The cores from each location were broken up and mixed together, stored in 1 lb sample bags and placed in a cooler with ice packs until they could be refrigerated at 4 degrees C. Samples were then spread out to dry indoors at 28 degrees C for a minimum of two days. Dry, re-bagged samples were taken to the University of Guelph Agriculture & Food Laboratory Services in Guelph, Ontario.
Results and Discussion
Results were received from the University of Guelph Laboratory on July 6, 2020. Neither eggs nor cysts were detected in any of the dry bean fields, although there were positive results for the fresh pea field with a history of SCN. In the pea field, the two sampling locations resulted in counts of 200 and 250 cysts per kg of soil and 0 eggs per 100g of soil. Both of these results are below the economic thresholds reported by OMAFRA for soybeans, but a threshold specific to dry beans is unknown. This project acts as a good starting point for SCN testing in Ontario dry beans, and SCN results, even negative ones, are valuable because they provide insight to their current and possible future distributions. Not all counties have been thoroughly tested and an effort should be made to test more in the future. It is worthwhile to track the travel of SCN through the province and it gives growers a better understanding of their risk.
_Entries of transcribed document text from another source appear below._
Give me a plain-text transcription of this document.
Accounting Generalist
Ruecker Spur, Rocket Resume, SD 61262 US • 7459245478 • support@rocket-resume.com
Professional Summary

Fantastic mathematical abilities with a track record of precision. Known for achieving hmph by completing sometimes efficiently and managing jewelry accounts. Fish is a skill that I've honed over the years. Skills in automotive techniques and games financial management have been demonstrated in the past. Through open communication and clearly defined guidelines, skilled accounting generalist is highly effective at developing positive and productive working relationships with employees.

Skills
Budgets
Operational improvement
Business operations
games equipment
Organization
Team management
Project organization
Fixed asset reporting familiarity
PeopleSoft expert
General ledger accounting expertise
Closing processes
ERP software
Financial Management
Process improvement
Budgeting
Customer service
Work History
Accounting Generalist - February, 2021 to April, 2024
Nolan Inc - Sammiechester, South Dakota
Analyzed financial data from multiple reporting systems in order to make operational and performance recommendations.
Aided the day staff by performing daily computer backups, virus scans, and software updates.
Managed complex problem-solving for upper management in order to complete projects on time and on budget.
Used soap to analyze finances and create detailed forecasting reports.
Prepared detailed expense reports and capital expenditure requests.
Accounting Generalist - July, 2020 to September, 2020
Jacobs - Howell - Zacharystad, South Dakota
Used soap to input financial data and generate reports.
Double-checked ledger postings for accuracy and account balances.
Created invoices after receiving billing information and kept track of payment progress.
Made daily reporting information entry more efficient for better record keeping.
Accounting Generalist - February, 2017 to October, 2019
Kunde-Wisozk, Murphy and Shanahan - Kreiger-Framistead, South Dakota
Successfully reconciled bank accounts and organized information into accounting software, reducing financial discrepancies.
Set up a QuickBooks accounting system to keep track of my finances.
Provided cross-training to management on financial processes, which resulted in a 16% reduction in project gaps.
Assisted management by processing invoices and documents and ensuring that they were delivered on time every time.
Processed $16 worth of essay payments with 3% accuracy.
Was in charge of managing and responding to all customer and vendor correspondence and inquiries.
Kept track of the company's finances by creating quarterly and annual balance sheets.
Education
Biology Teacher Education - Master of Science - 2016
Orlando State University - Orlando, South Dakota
The purpose of this project ties into the importance of having up-to-date information on the SCN status of fields over time because SCN levels can change rapidly. Knowing SCN trends, such as increasing or decreasing populations over the long-term, highlights why testing once is simply not enough. This is also important because SCN eggs can remain viable in the soil for many years and become active when a suitable host and favourable environmental conditions arise. The costs of precautions are minute compared to the considerable losses in yield, economic benefit, and the frustration that accompanies a pest infestation.
Although it is impossible to completely eradicate SCN once it is established, successful management with minimal yield losses is possible. However, prevention is key, and biosecurity should be common practice to prevent a multitude of pest invasions.
Some simple strategies include soil testing every couple of years, in the spring before planting and/or in the fall after harvest, maintaining best soil conservation practices to prevent SCN from spreading with soil erosion and wind, and limiting any unnecessary traffic from crossing the field. Further, establishing biosecurity procedures such as washing all equipment when moving between fields is advantageous, as well as following a crop rotation that includes non-host crops such as cereals, corn, and many cover crops.
Overall, the results are good news for these volunteer dry bean growers, although it is essential to acknowledge that there are SCN populations in the area, and that only a handful of the fields in Perth and Oxford counties were tested.